The language of welfare reform and Charitable Choice treats poverty as an individual problem, not a systemic one. The welfare reform law is based on a foundation of moralisms about marriage, out-of-wedlock births, and independence. This moralistic tone helps to set up religious organizations as the appropriate locus for addressing poverty.
But do congregations want to further a policy agenda that reduces government responsibility to the common good? Some social services may long have been shared by private institutions, but welfare services – redistributive functions like cash benefits and food stamps – have always been government’s responsibility. No matter how alluring the concept, faith-based organizations cannot fill the immense hole created by shrinking government programs and funding. To take on the social service programs government has carried, the budget of each church, synagogue, and mosque would have to increase by $225,000. (The annual budget of the average congregation is only $100,000).
Prophetic Voices Needed
There are clearly many reasons for both congregations and social justice advocates to be concerned about the expansion of Charitable Choice and to watch its implementation closely. The Charitable Choice debate also provides an opportunity for the faith community to educate itself, down to the congregational level, about social policy and its impact on the lives of “the least of these.” The invitation to partner with the government forces congregations to revisit their ethical frameworks and ask themselves whether or not such an invitation complements or contradicts their theology. FBOs must ask critical questions about who is setting the agenda and what they are being asked to do. Otherwise they may risk alienating the very neighbors they hope to serve.

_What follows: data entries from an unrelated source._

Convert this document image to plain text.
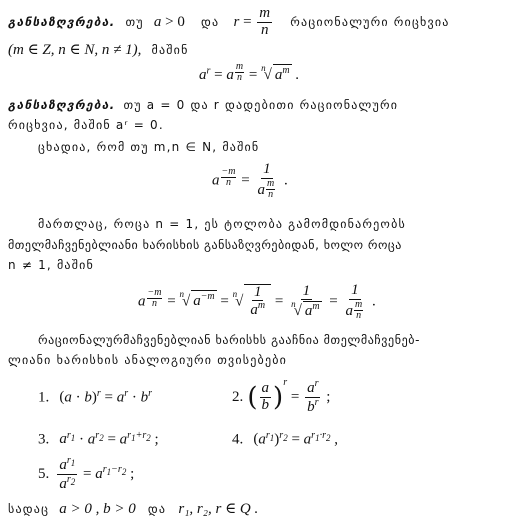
განსაზღვრება. თუ a > 0 და $r = \frac{m}{n}$ რაციონალური რიცხვია
(m ∈ Z, n ∈ N, n ≠ 1), მაშინ
$a^r = a \frac{m}{n} = ^n√$ $a^m$ .
განსაზღვრება. თუ a = 0 და r დადებითი რაციონალური
რიცხვია, მაშინ aʳ = 0.
ცხადია, რომ თუ m,n ∈ N, მაშინ
a $\frac{-m}{n} = \frac{1}{a \frac{m}{n}}$ .
მართლაც, როცა n = 1, ეს ტოლობა გამომდინარეობს
მთელმაჩვენებლიანი ხარისხის განსაზღვრებიდან, ხოლო როცა
n ≠ 1, მაშინ
a $\frac{-m}{n} = ^n√$ $a^{-m} = ^n√ \frac{1}{a^m} = \frac{1}{^n√ a^m} = \frac{1}{a \frac{m}{n}}$ .
რაციონალურმაჩვენებლიან ხარისხს გააჩნია მთელმაჩვენებ-
ლიანი ხარისხის ანალოგიური თვისებები
1. $(a \cdot b)^r = a^r \cdot b^r$	2. ( $\frac{a}{b} )^r = \frac{a^r}{b^r}$ ;
3. $a^{r1} \cdot a^{r2} = a^{r1+r2}$ ;	4. $(a^{r1})^{r2} = a^{r1\cdot r2}$ ,
5. $\frac{a^{r1}}{a^{r2}} = a^{r1-r2}$ ;
სადაც a > 0 , b > 0 და r₁, r₂, r ∈ Q .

The Rev. Annie and her fellow contractors have taken on this challenge by beginning a conversation with welfare recipients and welfare advocates. They are attempting to further their understanding of welfare reform and to navigate and debate the role of faith-based organizations in the delivery of public services. Such conversations are critical in establishing strong alliances between the faith and advocacy communities.
There are many other roles that congregations can perform in order to be part of the solution to poverty. Congregations can play a key role in pushing for government involvement in job creation, advocating for welfare recipients’ access to public higher education, and insisting on safety net programs for those who need them. And people of faith can push for figures that show what’s really happening to people when they are leaving the welfare rolls.
The next opportunity to reshape welfare policy will come later this year, when welfare reform is due for reauthorization. The terms of that debate are being shaped today and the faith community can’t afford to not participate. In a society flush with prosperity, people of faith must raise prophetic questions about why so many have been left behind. Too many lives are at risk to remain silent.